A key technical achievement was the implementation of a Time‑Sensitive Networking (TSN) stack on the DELIA modules. The demonstrator was able to interconnect sensors and actuators using Ethernet links that support 2.5 Gbit/s, 5 Gbit/s and 10 Gbit/s data rates, in line with the IEEE 802.3ch Multi‑Gig Automotive Ethernet PHY Task Force. The project evaluated several communication protocols, including OPC UA PubSub and Zenoh 2, and demonstrated that both could deliver the required deterministic behaviour when combined with TSN. The use of the XEN hypervisor on the DELIA modules, enabled by a custom SD‑card image script supplied by partner Solectrix, provided a unified, up‑to‑date software environment across all hardware units. This virtualization layer allowed rapid deployment of new firmware and facilitated the integration of future protocols without hardware changes.

The software platform was extended to support a real‑time capable fibre‑optic network and programmable FPGAs. The FPGA layer was used to offload time‑critical processing tasks, reducing CPU load and ensuring that latency constraints were met even under high data traffic. The demonstrator’s software architecture was modular, with clear separation between the network stack, device drivers and application logic, allowing easy addition of new use‑cases.

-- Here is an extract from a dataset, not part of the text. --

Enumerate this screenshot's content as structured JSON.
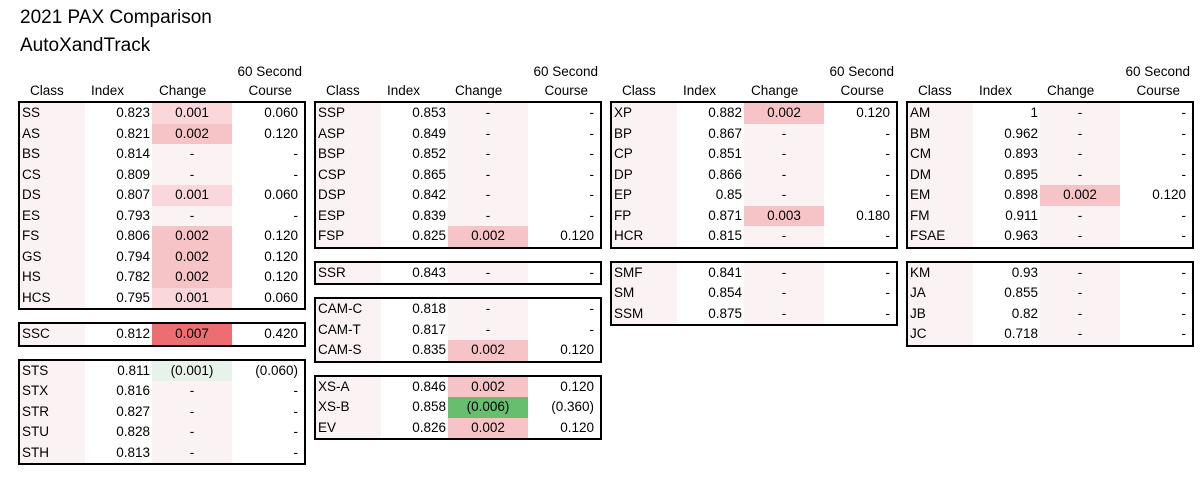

Data transfer over the network was benchmarked, showing that the system could sustain continuous streams of sensor data at rates exceeding 10 Gbit/s while maintaining sub‑millisecond end‑to‑end latency for critical control loops.

In addition to networking, the project addressed thermal management for the distributed modules. A natural airflow cooling concept was designed for aircraft cabins, where heat generated by the DELIA modules is dissipated through passive air circulation. The cooling model, developed in the early phase of the project (September 2019 to June 2020), demonstrated that the modules could operate within safe temperature limits without active cooling, thereby reducing weight and power consumption.

Collaboration among the partners was structured around clear roles. ZAL GmbH led the overall concept development, the design of the demonstrator, and the evaluation of communication protocols. Solectrix contributed the SD‑card image tooling and assisted with the integration of the XEN hypervisor. Other partners supplied hardware components, conducted use‑case studies, and provided expertise in automotive and aerospace networking. The project ran over a period of roughly three years, with the cooling concept phase concluding in mid‑2020 and the demonstrator construction and testing extending into 2021. The KMU‑innovativ IKT programme provided the financial support, enabling the procurement of hardware, the development of software, and the coordination of the multi‑disciplinary team. The results of the DELIA project demonstrate a viable path toward high‑bandwidth, deterministic, and thermally efficient communication architectures for next‑generation mobility platforms.